Because of the limited mitogenome sequences available for the class Diplopoda, we included only 22 millipede species in addition to the newly sequenced species from 17 genera of Diplopoda in the phylogenetic analyses; we selected C. longicornis as the out-group in the phylogenetic analysis of the class Diplopoda (Figure 8). The results from BI and ML exhibited striking similarities.
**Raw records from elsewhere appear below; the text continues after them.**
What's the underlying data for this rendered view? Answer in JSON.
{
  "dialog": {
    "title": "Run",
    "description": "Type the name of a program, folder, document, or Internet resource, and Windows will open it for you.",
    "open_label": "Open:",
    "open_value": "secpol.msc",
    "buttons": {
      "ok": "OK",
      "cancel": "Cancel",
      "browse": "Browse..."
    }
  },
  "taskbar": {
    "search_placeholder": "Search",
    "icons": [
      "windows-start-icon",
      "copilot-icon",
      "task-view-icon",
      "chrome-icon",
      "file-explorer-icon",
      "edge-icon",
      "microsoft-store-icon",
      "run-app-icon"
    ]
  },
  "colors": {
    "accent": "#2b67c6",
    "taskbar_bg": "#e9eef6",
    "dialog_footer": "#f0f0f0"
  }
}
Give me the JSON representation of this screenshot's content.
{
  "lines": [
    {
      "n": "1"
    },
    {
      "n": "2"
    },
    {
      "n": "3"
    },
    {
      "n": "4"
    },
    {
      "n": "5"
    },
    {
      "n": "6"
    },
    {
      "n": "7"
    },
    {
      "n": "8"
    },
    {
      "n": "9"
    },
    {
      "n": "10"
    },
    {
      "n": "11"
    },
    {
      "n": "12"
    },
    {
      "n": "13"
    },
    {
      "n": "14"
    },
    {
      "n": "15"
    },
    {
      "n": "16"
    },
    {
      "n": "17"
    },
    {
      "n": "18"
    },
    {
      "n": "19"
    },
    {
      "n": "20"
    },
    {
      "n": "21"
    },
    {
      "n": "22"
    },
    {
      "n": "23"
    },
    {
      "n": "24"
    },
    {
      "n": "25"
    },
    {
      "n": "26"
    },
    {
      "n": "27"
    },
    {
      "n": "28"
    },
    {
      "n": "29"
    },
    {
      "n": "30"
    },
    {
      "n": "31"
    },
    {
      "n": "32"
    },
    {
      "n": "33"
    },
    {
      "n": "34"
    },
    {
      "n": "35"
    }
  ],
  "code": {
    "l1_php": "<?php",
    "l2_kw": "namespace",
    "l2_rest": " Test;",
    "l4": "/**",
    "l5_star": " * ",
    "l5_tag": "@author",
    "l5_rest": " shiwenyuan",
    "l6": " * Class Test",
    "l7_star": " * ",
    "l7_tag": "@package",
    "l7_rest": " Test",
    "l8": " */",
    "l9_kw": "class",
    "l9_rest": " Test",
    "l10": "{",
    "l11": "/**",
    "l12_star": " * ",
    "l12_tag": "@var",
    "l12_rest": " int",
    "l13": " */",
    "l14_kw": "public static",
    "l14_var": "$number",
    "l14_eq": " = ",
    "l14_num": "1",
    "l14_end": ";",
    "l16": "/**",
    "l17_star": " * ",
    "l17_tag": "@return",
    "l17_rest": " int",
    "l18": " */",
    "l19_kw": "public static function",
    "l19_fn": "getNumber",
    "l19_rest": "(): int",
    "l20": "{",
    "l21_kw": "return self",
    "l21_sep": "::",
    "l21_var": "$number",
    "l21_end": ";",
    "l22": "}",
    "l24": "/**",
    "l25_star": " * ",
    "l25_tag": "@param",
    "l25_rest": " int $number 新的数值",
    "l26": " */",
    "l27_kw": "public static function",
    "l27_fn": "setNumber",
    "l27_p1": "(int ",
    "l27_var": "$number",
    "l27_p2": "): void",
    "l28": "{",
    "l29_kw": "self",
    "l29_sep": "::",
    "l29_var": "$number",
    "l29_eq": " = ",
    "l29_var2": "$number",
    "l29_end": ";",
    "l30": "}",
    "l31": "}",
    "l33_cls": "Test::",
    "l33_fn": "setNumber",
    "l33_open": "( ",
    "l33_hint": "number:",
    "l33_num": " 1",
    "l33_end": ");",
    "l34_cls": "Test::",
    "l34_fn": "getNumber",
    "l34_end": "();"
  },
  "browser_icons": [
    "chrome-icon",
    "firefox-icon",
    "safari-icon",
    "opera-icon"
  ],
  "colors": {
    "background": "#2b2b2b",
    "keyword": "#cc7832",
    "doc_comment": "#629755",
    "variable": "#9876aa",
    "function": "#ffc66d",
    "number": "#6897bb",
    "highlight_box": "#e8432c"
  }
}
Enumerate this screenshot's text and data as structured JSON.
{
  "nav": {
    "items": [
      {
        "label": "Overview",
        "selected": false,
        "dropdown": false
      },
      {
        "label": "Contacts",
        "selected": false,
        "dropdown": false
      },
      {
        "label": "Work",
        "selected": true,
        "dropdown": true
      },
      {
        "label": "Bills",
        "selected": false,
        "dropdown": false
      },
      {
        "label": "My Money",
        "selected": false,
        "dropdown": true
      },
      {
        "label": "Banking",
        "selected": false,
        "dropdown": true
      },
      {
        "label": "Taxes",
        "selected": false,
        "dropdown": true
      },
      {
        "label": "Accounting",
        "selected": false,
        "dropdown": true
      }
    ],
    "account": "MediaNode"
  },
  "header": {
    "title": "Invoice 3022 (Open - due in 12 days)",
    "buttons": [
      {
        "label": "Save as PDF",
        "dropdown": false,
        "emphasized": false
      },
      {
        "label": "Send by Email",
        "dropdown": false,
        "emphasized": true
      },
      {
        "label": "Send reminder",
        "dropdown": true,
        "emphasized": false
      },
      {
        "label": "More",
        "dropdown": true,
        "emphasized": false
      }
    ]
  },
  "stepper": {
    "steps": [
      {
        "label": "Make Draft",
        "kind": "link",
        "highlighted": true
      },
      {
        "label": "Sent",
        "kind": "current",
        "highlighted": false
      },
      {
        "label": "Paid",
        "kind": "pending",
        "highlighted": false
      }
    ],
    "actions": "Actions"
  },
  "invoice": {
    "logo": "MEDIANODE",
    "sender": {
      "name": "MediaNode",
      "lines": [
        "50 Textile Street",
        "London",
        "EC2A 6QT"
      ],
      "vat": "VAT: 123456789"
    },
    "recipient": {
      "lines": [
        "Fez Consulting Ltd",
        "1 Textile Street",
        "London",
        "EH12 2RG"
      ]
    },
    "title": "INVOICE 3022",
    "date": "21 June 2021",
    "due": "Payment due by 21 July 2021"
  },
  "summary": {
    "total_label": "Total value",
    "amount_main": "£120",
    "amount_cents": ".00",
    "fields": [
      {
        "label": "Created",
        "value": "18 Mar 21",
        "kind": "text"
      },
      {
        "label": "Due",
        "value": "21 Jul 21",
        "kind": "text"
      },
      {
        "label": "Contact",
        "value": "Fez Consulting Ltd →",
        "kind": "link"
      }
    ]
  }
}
According to the current taxonomy, it is hypothesized that the orders Julida, Spirostreptida, and Spirobolida belong to the superorder Juliformia [62], but the specific relationships between these three orders remain controversial. A study based on mitogenomic analysis suggests that Julida and Spirostreptida have a sister-group relationship [63], while the morphological study suggested that Spirobolida and Julida have a sister-group relationship [60]. Studies based on mitochondrial genes, such as COX1 and rrnS, yield divergent perspectives [64,65]. The result obtained here were similar to those of previous phylogenetic studies based on the mitogenome. More mitogenomes will contribute to our understanding of the phylogenetic relationships between millipedes. Furthermore, our results showed a sister-group relationship between N. annularus and S. bungii, which did not agree with the result of Zuo Q. [28]. This might be due to the high levels of variation in the species selected for the two analyses.

4. Conclusions

In this study, we presented the newly sequenced mitogenome of L. scaber. This is the first representative mitogenome from the genus Litostrophus. The total length of the L. scaber mitogenome was 15,081 bp, with 69.25% A + T content. The mitogenome arrangement varies significantly in the class Diplopoda. Novel arrangements are found in the L. scaber mitogenome with the formation of trnQ–trnC and trnL–trnP gene clusters. The phylogenetic analysis indicated that L. scaber was a sister to S. bungii. The results obtained here were similar to those reported in previous phylogenetic studies based on the mitogenome. More mitogenomes will contribute to our understanding of the phylogenetic relationships between millipedes. Our study offers new insights into the evolution and phylogenetic relationships of Diplopoda.